1982 Exxon speech “Inventing the Future: Energy and the CO2 ‘Greenhouse’ Effect”

as given

This is a speech to a 1982 gathering of climate scientists at the Lamont-Doherty Geophysical Observatory by Dr. E. E. David, Jr., president of the Exxon Research and Engineering Company, regarding the “greenhouse effect,” i.e. climate change, and the importance of scientific research in figuring out how to respond to it – how to “invent the future.”

The speech was part of a substantial, largely secret research effort by Exxon in the 1970s and 1980s that documented an atmospheric build-up of CO2 caused principally by burning fossil fuels, and projected catastrophic effects. However, Exxon never stopped denying climate change publicly, and the research program was scrapped in the late 1980s and the denial campaign redoubled.
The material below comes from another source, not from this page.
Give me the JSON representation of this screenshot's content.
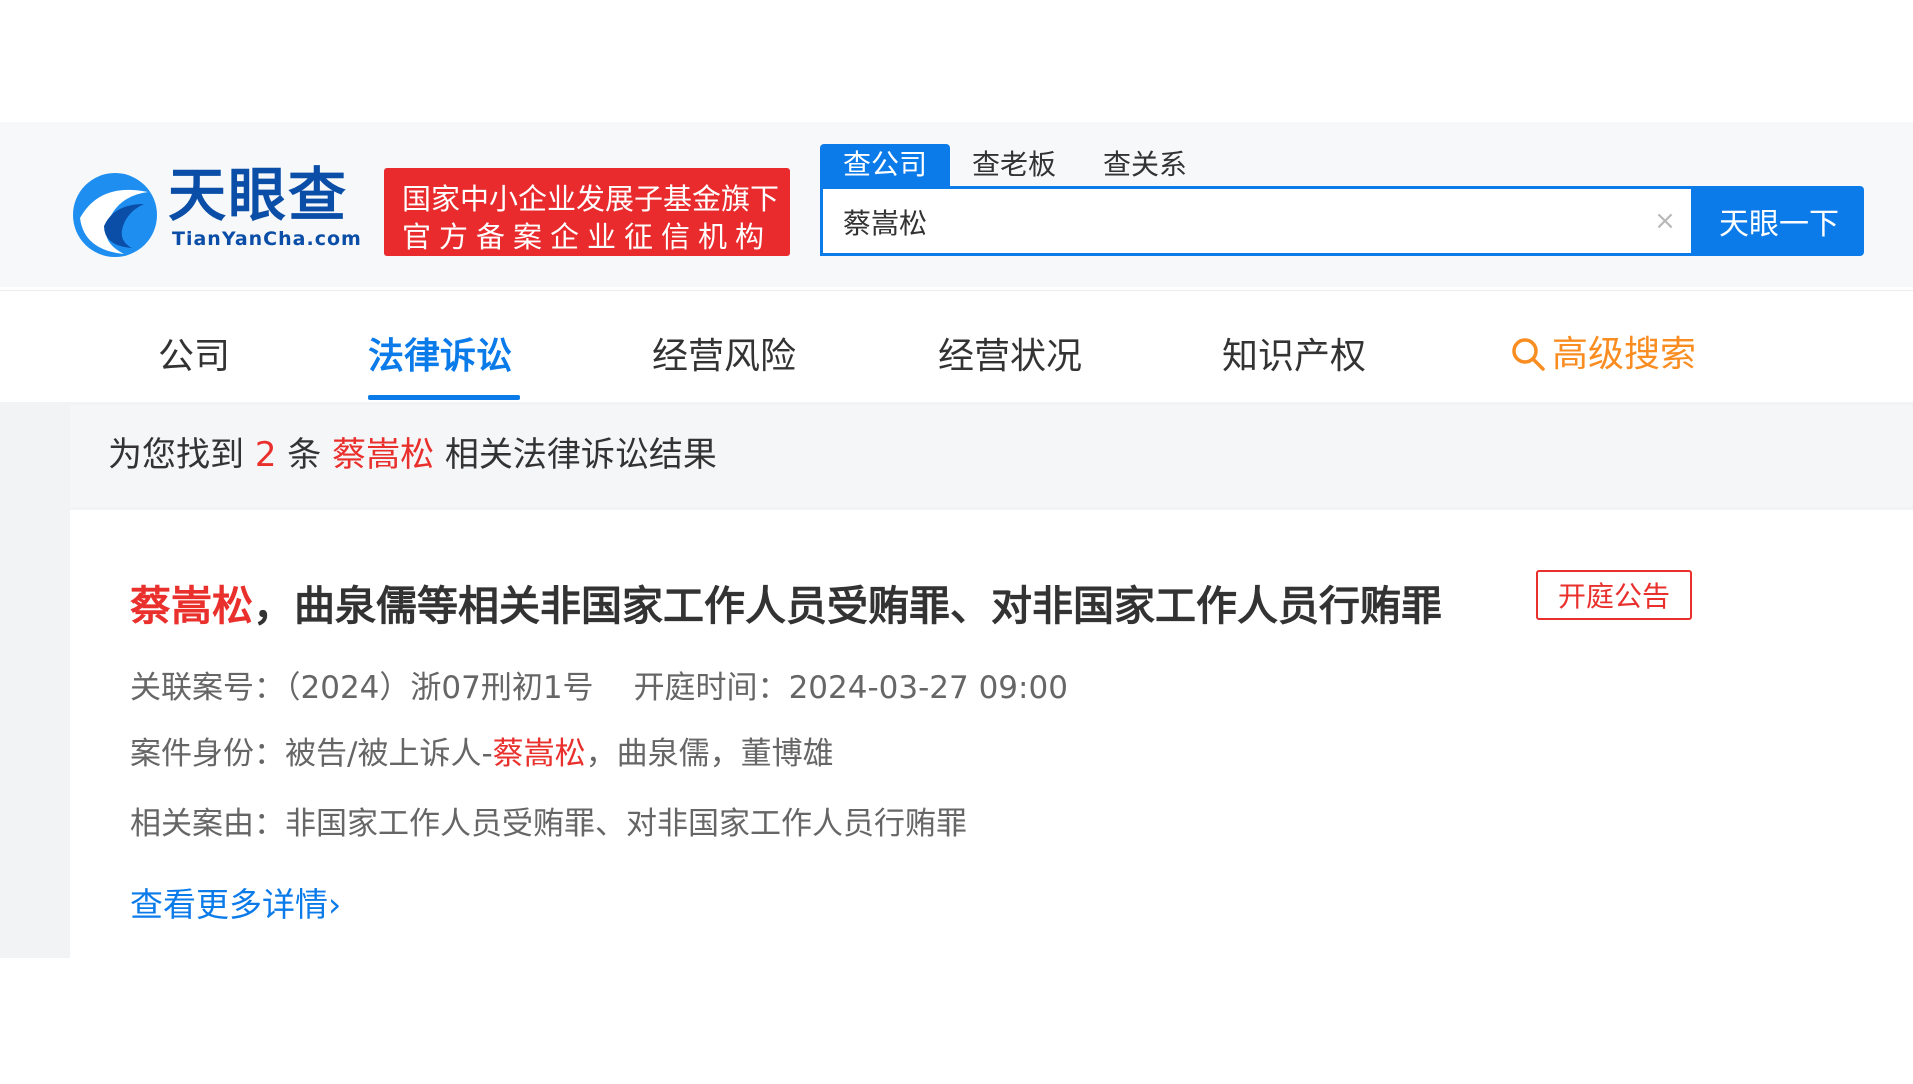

David notes a gathering consensus among scientists about the causes and effects of climate change. He warns that due to the long lag time between the build-up of CO2 and its effects, no reliable “feedback loop” exists to spur the world to act before it is too late to avert disaster. However, he notes that mankind is moving away from fossil fuels, which he acknowledges are “the heart of the energy and the CO2 problem.” The difficulty is de-coupling from these fuels without disrupting society, but market forces will probably be enough to accomplish this.

He states that it takes some 50 years for society to switch to a new energy source, and that at current rates, CO2 levels could double by the late 21st century, with “climatic changes” occurring by the middle of the century. Nevertheless, David offers more research and a search for “short and long-range technological options” as solutions. The latter consist of various synthetic fossil fuels, with a small niche for nuclear and solar energy.

Although he highlights the dangers of inaction, he claims there is still time to study the problem further without imposing “fatal Malthusian limits” on economic growth and condemns centralized plans in favor of market forces. He admits there is a “vast opportunity for conflict” as climate change produces more severe and different effects in different parts of the world, and that this may require an unprecedented degree of global cooperation – a course he simultaneously condemns as undesirable social engineering.